I guess my inner critic is so strong: as I begin to write, I can feel something goading me to stop as if telling me I’m not clever at this, and it is only for naturally talented people.

One of the most damaging things for people wanting to do any creative activity is the myth we are fed about “natural talent”.  It’s bullshit, to put it mildly.

I gave up writing for years because I had the belief (told to me by my father) that if I was talented, it would come easy, and the fact that it didn’t proved I had no talent and shouldn’t bother trying.

What a lie!

Some people find their niche sooner than others, the place where their unique style fits. Some people have more self-belief and confidence so the ideas flow easier because they aren’t censoring and blocking themselves. Some rare people do have a gift.

I find the 10,000 hour theory immensely reassuring. You know, the idea, that it takes EVERYONE, even the naturally talented, 10,000 hours of practice to truly achieve mastery? That’s a truth I can live with. There is no secret knowledge known only to a few, there is no special talent we either have or we haven’t, it’s a matter of keeping going, putting in the hours. Getting past the self-censorship helps too. It’s just a little easier for the “naturally talented” because they have the belief in themselves to push them on.

Each of us can offer something to the world no other person can- our unique voice and experience. When we can allow ourselves to believe that, putting in the work becomes easier. We’re less likely to be discouraged by resistance and those inner voices, and the outer voices too if we’re in an environment or with people  where our creativity is not supported.

The Artist’s Way works for many people because both these things are the whole point of the Morning Pages. We write, and we don’t censor. It takes time, but we bypass the inner critic and get to the truth we hold inside us.

TAW is one way, though not at all the only way. I’m not doing Morning Pages now, haven’t for ages, though I do get up at 5am most days and work on my story. Maybe I could try again, free writing without expectation, discover what the answers for this story are. They are already there, inside me, I just have to find them.

I need to take the pressure off and concentrate on the process of creating, not the outcome I want. I’m pushing myself to get this submission package together because I want another sub out there, not because the story is ready to send. 

I’m pushing to sub something just because it’s been too long since my
last sub, eight months. Not the best way to approach things! I have to slow down and  sub my best.

What I need to do is honour my writing process, finish the story first, then sub. I can’t rush that, all I can do is show up at the page and write the story. At least finish first draft before I try to put together a submission packet, so I know
what I have.

*sigh* I did want to do three subs this year. Something via slush,
something for New Voices in September (2011 just announced), and something for So You Think You Can Write in November.  Looks like it will only be two out of three unless I really get my finger out.

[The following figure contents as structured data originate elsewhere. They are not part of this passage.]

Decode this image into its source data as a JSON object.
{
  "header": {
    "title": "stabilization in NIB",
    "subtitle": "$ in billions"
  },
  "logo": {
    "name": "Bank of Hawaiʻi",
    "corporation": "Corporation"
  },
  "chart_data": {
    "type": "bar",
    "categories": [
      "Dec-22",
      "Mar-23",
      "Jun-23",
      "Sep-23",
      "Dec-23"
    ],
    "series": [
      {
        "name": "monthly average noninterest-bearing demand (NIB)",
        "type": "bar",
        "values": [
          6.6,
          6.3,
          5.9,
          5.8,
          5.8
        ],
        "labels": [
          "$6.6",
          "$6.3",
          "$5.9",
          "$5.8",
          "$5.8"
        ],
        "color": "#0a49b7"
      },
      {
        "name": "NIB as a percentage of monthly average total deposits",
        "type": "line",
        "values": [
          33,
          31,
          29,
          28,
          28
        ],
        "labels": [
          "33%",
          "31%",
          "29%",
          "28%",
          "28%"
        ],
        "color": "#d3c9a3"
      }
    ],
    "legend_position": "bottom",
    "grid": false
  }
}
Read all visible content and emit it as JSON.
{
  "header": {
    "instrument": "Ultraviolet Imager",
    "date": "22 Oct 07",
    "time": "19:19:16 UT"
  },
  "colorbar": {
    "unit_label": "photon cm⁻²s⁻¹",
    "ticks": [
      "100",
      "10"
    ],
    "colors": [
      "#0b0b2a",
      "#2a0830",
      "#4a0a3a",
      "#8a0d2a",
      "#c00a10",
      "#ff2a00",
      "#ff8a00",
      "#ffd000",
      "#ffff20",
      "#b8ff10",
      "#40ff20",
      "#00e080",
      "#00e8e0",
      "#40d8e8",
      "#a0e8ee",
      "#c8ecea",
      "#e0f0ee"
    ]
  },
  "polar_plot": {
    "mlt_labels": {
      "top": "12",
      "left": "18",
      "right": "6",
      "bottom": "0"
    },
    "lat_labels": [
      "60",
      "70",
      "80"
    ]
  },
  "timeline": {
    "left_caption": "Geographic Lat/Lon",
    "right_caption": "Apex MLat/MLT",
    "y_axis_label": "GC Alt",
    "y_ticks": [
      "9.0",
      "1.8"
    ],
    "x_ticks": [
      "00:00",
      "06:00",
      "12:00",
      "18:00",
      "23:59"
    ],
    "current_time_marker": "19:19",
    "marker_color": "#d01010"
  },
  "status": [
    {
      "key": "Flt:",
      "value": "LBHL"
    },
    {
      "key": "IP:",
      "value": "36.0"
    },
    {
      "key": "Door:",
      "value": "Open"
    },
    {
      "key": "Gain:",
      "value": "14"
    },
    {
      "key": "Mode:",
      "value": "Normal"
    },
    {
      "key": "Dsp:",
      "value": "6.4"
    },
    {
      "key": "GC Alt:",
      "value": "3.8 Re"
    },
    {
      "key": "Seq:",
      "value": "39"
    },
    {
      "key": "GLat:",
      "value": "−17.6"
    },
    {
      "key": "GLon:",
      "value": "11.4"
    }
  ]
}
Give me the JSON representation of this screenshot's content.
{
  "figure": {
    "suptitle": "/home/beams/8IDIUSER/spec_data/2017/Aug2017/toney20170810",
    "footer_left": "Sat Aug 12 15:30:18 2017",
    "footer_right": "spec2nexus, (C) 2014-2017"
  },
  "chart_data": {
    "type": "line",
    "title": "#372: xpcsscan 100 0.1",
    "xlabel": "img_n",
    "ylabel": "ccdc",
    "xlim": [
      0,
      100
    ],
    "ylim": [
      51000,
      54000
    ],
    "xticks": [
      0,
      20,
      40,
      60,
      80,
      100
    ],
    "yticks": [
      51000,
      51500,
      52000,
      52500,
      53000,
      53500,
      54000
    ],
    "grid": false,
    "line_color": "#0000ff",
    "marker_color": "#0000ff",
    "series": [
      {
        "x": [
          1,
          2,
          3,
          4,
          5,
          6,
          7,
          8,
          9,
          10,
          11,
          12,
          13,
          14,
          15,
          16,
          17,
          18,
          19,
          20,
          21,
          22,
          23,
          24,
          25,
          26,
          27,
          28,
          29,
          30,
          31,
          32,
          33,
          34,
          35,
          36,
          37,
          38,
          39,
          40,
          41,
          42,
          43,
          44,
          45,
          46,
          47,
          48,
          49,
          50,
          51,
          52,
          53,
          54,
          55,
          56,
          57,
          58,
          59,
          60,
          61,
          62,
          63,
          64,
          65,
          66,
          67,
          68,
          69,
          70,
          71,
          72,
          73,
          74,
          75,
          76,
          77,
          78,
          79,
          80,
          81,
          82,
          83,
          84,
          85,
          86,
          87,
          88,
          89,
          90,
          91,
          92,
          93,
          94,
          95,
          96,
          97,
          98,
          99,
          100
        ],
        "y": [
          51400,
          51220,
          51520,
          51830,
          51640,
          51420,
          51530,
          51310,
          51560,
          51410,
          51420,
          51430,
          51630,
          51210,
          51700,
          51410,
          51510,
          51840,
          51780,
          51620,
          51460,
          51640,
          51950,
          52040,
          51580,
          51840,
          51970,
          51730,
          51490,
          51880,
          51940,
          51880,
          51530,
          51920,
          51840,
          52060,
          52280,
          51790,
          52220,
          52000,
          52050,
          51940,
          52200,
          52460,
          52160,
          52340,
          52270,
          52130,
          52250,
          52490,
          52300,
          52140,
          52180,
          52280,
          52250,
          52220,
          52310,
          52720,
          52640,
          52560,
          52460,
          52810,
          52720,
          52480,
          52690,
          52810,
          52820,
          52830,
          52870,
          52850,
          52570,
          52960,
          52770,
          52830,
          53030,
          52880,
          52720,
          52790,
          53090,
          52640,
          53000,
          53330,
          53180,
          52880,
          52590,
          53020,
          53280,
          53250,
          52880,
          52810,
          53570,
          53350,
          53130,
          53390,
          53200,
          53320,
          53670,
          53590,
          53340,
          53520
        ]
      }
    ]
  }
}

The paradox is, I think by pushing so hard, I’ve slowed myself down. I’ve spent so long worrying over the story and whether it works! If I’d used that time writing instead, I could have the bloody thing halfway written at least.

I recently read a great little book called The War of Art by Steven Pressfield. It’s all about the sneaky ways our own resistance undermines us. I think I just discovered another way!

The lesson for me here is- If I feel stuck, maybe I’m trying to push too hard. Maybe there’s a better way to do it.

I feel light, uplifted, and energised after deciding to stop pushing the synopsis and just keep writing. It could be I’m kidding myself and I’m just putting off subbing, of course. Or it could be that this is the best way forward for me right now.

This story is definitely getting subbed this year! But maybe it’s my SYTYCW entry, not the slushpile sub.